A3121/S4674          SUM Benefits Removal of $250,000 maximum.

This bill was reported to the Assembly floor recently, and it is identical to a prior bill from the 2013-2014 Legislative session which had passed the Assembly but died in the Senate. 

Currently, the purchase of SUM coverage is optional to insureds, and the Governor had previously vetoed legislation which sought to require an insured to actively opt out of the coverage rather than opt to pay for the coverage.  This bill would require the following language at the time of purchase of an auto policy:

SUM insurance protects any insured under the policy if they are injured in an accident caused by a driver who has no insurance or less insurance than you carry.  SUM coverage may be purchased at limit up to the level of bodily injury liability coverage of the policy.  Policyholders are urged to carefully consider this in determining the level of SUM coverage to purchase.

The bill would then require, on the same page as the above notice that the insured be offered a choice of purchasing:

  1. SUM coverage equal to the level of bodily injury limits on the policy;
  2. SUM coverage at limits less than bodily injury limits on the policy; or
  3. A mandatory minimum SUM coverage.


Additionally, the agent or insurer would be required to disclose to the insured what SUM coverage is and what premiums would apply at each level of coverage.  

While the SUM coverage would remain optional, the bill would require strong recommendations of purchasing SUM coverage, and it would remove the current $250,000 maximum limit.



Jennifer A. Ehman
[email protected]

Enjoying the new baby.

Earl K. Cantwell
[email protected]

02/04/15       Nationwide Mutual Fire Insurance Co. v. McDermott
Sixth Circuit
“High” Court Disclaims Property Damage Caused By Pot Growing Operation
The policyholder had a homeowner’s policy with Nationwide Mutual.  Her husband set up a marijuana growing operation in the basement, and began using a procedure called “butane extraction” to manufacture a byproduct known as “honey oil” which was more lucrative than marijuana itself.  However, as one might expect where butane is involved, fireworks ensued.  The operation caused a fire that destroyed the house, and the policyholder made a claim under her Nationwide policy. The insurance company paid over some $160,000.00 on the loss, but then filed suit declaring it did not owe the coverage, and sought a judgment seeking recovery over of amounts paid out.  The homeowner countered that Nationwide breached the insurance contract and Michigan law regulating fire insurance policies. 

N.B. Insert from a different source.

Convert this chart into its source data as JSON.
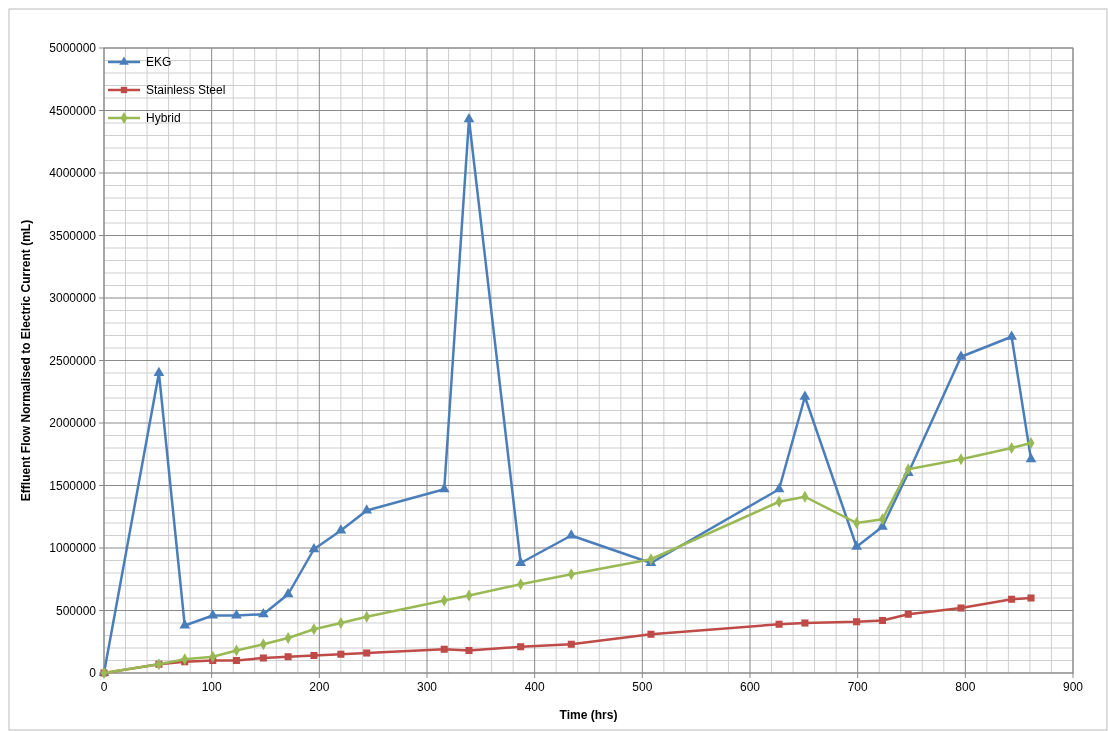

The trial court granted summary judgment to Nationwide, and held it was entitled to recover about $140,000.00 it paid out, including some $131,000.00 paid to JP Morgan Chase Bank, the mortgage holder.  On appeal, the homeowner argued she was entitled to coverage because she was an “innocent co-insured” under Michigan law.

Nationwide Mutual argued that an endorsement to the policy expressly required the homeowner to notify Nationwide of any “change in the use” of the premises.  The appellate court agreed that the homeowner did not comply with this notice obligation because she did not inform Nationwide Mutual when her husband began using the basement to commercially grow marijuana.  This was a change in use that would have had an impact on the premium risk and underwriting since it was not a minor rearrangement or modification to the property but an elaborate marijuana processing facility.  Therefore, the appellate court held that the endorsement barred recovery under the policy.

This first point of this case is that the insurance company was fortunate that most of the insurance proceeds went to JP Morgan Chase, a solvent party from whom to recover repayment. 

Secondly, the case focused on the “change in use” endorsement, and the obligation of the policyholder to notify the carrier of any significant change in use that would affect the underwriting analysis and risk involved.  This change in use also changed the nature of the property from purely residential to at least a quasi-commercial operation. 

Third, this is at least one instance where in examining insurance coverage and claims the courts did not succumb to reefer madness.